On September 22, 2008, the plaintiff, an avid tennis player, was playing tennis with three other men on a tennis court located in Circleville Town Park, which is owned by the defendant, Town of Wallkill. The plaintiff had played on this particular court many times in the past and knew that this court had a center net with a tear at the bottom. During the course of warming up for a game of doubles, the plaintiff reached over the center net with his racquet to push a ball on the other side of the net to a player on that side. As he moved away from the center net, his left heel caught in the lower band of the center net, which was detached from the netting itself, and he tripped, allegedly injuring his left wrist.

The plaintiff commenced this action against the defendant to recover damages for personal injuries. The defendant moved for summary judgment dismissing the complaint, arguing that the plaintiff assumed the risks inherent in the sport. The Supreme Court denied the motion.
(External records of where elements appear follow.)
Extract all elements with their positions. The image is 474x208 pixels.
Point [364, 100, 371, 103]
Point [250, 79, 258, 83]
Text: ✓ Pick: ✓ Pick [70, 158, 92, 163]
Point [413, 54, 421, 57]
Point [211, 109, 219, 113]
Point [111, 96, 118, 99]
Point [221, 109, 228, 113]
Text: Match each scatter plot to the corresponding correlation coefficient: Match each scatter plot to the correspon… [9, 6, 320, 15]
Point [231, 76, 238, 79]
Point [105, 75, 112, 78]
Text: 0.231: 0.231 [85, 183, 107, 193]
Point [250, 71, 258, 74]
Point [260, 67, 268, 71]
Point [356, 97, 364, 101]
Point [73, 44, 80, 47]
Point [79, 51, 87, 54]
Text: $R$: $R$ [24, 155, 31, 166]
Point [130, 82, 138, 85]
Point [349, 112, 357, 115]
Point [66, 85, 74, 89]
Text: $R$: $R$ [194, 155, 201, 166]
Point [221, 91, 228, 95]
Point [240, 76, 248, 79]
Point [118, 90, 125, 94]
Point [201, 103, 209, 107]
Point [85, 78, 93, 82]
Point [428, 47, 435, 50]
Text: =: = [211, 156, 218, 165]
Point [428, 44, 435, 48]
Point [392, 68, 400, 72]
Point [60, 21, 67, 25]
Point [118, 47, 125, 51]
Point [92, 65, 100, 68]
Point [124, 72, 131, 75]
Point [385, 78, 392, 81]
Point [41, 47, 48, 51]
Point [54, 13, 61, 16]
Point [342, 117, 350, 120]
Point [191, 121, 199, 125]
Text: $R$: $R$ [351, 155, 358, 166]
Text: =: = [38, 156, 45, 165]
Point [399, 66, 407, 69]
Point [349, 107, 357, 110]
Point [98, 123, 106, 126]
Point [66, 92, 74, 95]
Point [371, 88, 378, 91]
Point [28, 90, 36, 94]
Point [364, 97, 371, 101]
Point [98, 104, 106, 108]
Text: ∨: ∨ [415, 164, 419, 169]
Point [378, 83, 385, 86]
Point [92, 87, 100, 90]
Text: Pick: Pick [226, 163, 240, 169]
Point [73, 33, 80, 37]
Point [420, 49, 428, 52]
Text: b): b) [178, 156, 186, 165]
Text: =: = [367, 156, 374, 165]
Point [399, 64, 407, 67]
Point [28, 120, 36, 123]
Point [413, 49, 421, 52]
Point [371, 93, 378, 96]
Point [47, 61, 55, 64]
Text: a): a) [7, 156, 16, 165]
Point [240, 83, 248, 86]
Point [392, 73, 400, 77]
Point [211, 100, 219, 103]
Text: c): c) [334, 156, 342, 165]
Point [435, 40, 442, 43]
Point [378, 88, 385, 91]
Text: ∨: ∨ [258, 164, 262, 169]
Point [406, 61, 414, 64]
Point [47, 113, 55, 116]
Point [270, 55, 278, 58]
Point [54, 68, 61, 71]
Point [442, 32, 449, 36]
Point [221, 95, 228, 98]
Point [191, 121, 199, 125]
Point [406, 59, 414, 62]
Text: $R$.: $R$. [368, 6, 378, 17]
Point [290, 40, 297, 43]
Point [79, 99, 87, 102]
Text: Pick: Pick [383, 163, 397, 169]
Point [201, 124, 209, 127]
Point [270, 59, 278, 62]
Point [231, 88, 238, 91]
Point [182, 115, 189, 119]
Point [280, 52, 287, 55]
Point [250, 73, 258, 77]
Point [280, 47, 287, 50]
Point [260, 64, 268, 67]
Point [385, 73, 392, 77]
We reverse.

The doctrine of primary assumption of risk provides that a voluntary participant in a sporting or recreational activity “consents to those commonly appreciated risks which are inherent in and arise out of the nature of the sport generally and flow from such participation” (Morgan v State of New York, 90 NY2d 471, 484 [1997]). This includes those risks associated with the construction of the playing surface and any open and obvious condition on it (see Ziegelmeyer v United States Olympic Comm., 7 NY3d 893 [2006]; Sykes v County of Erie, 94 NY2d 912 [2000]; Maddox v City of New York, 66 NY2d 270 [1985]; Welch v Board of Educ. of City of N.Y., 272 AD2d 469 [2000]). “If the risks are . . . perfectly obvious to the player, he or she has consented to them and the property owner has discharged its duty of care by making the conditions as safe as they appear to be” (Brown v City of New York, 69 AD3d 893, 893 [2010]; see Turcotte v Fell, 68 NY2d 432 [1986]; Morales v Coram Materials Corp., 64 AD3d 756 [2009]). Nor is it “necessary to the application of assumption of risk that the injured plaintiff have foreseen the exact manner in which his or her injury occurred, so long as he or she is aware of the potential for injury of the mechanism from which the injury results” (Maddox v City of New York, 66 NY2d at 278).

*744The defendant established, prima facie, its entitlement to judgment as a matter of law by establishing that the plaintiff assumed the risk by voluntarily playing tennis on the subject court despite his awareness of the condition of the net (see Bendig v Bethpage Union Free School Dist., 74 AD3d 1263, 1264 [2010]; Sammut v City of New York, 37 AD 3d 811, 812 [2007]; cf. Cronson v Town of N. Hempstead, 245 AD2d 331 [1997]). In opposition, the plaintiff failed to raise a triable issue of fact. The allegedly dangerous condition in this case was not a “faulty safety feature[ ]” (Cevetillo v Town of Mount Pleasant, 262 AD2d 517, 518 [1999]; cf. Siegel v City of New York, 90 NY2d 471, 488 [1997]). Rather, the center net constituted a feature which was “directly used in playing outdoor tennis” (Cevetillo v Town of Mount Pleasant, 262 AD2d at 518; see Trevett v City of Little Falls, 6 NY3d 884, 885 [2006]; Joseph v New York Racing Assn., 28 AD3d 105, 111-112 [2006]). Accordingly, the Supreme Court should have granted the defendant’s motion for summary judgment dismissing the complaint. Dillon, J.E, Florio, Chambers and Miller, JJ., concur.